Notebook

Both classification and regression are done by Estimator objects.(Classifier and Regressors extend this class). Estimator more or less for most of the classifiers and regressors looks like in the following:

In [1]:

class Estimator(object):
    
    def __init__(self, *args, **kwargs):
        # Initialization of object
        pass
        
  
    def fit(self, X, y):
        """Train the Estimator
        Arguments:
            X(numpy array-like): Training Data
            y(numpy array-like): Labels
        """
        # This goes the classifier algorithm
        # does not return, but updates the Estimator object
        pass
            
    def predict(self, X):
        """Predict the test data
        Arguments:
            X(numpy array-like): Test Data
        Returns:
            y(numpy array): Predicted Labels
        """
        # compute predictions
        
        return predictions

If we want to summarize Scikit Learn in three lines:

est = Estimator()
est.fit(X_train, y_train)
est.predict(X_test)

Commoditization of machine learning

Some people say ...

First, we initialize the etimator, then fit the training instances by providing training dataset and labels. Then, try to predict the test dataset and get the predictions. Classification produces discrete labels(based on the number of classes) whereas regression produces rational numbers. However, the api stays same for classifiers and regressors for supervised learning. For unsupervised learning, we do not have predict as there is no target variable. We have fit and transform functions.

Advantages¶

It has a consistent API which is easy to use while also providing a lot of evaluation, diagnostic and cross-validation methods out of the box (sound familiar? Python has batteries-included approach as well).
It uses Scipy data structures under the hood and fits quite well with the rest of scientific computing in Python with Scipy, Numpy, Pandas and Matplotlib packages.
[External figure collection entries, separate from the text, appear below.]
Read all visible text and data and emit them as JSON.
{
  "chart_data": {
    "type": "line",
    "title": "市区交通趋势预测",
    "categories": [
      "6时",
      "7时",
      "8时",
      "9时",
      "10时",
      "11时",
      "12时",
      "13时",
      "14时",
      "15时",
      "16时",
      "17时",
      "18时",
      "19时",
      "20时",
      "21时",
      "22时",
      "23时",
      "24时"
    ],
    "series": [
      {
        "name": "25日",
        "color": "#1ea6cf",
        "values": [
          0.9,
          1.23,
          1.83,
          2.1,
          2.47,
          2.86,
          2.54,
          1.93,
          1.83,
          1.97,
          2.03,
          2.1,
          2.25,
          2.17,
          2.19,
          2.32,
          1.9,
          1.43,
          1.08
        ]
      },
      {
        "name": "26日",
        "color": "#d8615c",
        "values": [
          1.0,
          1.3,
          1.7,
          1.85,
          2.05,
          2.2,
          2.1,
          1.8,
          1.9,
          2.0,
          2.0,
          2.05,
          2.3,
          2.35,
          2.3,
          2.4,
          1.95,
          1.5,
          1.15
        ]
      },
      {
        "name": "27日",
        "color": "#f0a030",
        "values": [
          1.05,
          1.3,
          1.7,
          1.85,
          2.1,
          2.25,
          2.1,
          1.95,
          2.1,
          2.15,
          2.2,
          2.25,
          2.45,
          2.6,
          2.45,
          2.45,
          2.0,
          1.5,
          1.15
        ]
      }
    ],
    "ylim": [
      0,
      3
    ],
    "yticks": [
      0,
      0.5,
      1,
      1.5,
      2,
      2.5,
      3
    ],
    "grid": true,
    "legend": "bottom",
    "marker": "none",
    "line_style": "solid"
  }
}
Therefore, if you want to visualize the performance of your classifiers (say, using a precision-recall graph or Receiver Operating Characteristics (ROC) curve) those could be quickly visualized with help of Matplotlib. Considering how much time is spent on cleaning and structuring the data, this makes it very convenient to use the library as it tightly integrates to other scientific computing packages.
It has also limited Natural Language Processing feature extraction capabilities as well such as bag of words, tfidf, preprocessing (stop-words, custom preprocessing, analyzer).
If you want to quickly perform different benchmarks on toy datasets, it has a datasets module which provides common and useful datasets. You could also build toy datasets from these datasets for your own purposes to see if your model performs well before applying the model to the real-world dataset.
For parameter optimization and tuning, it also provides grid search and randomized parameter search.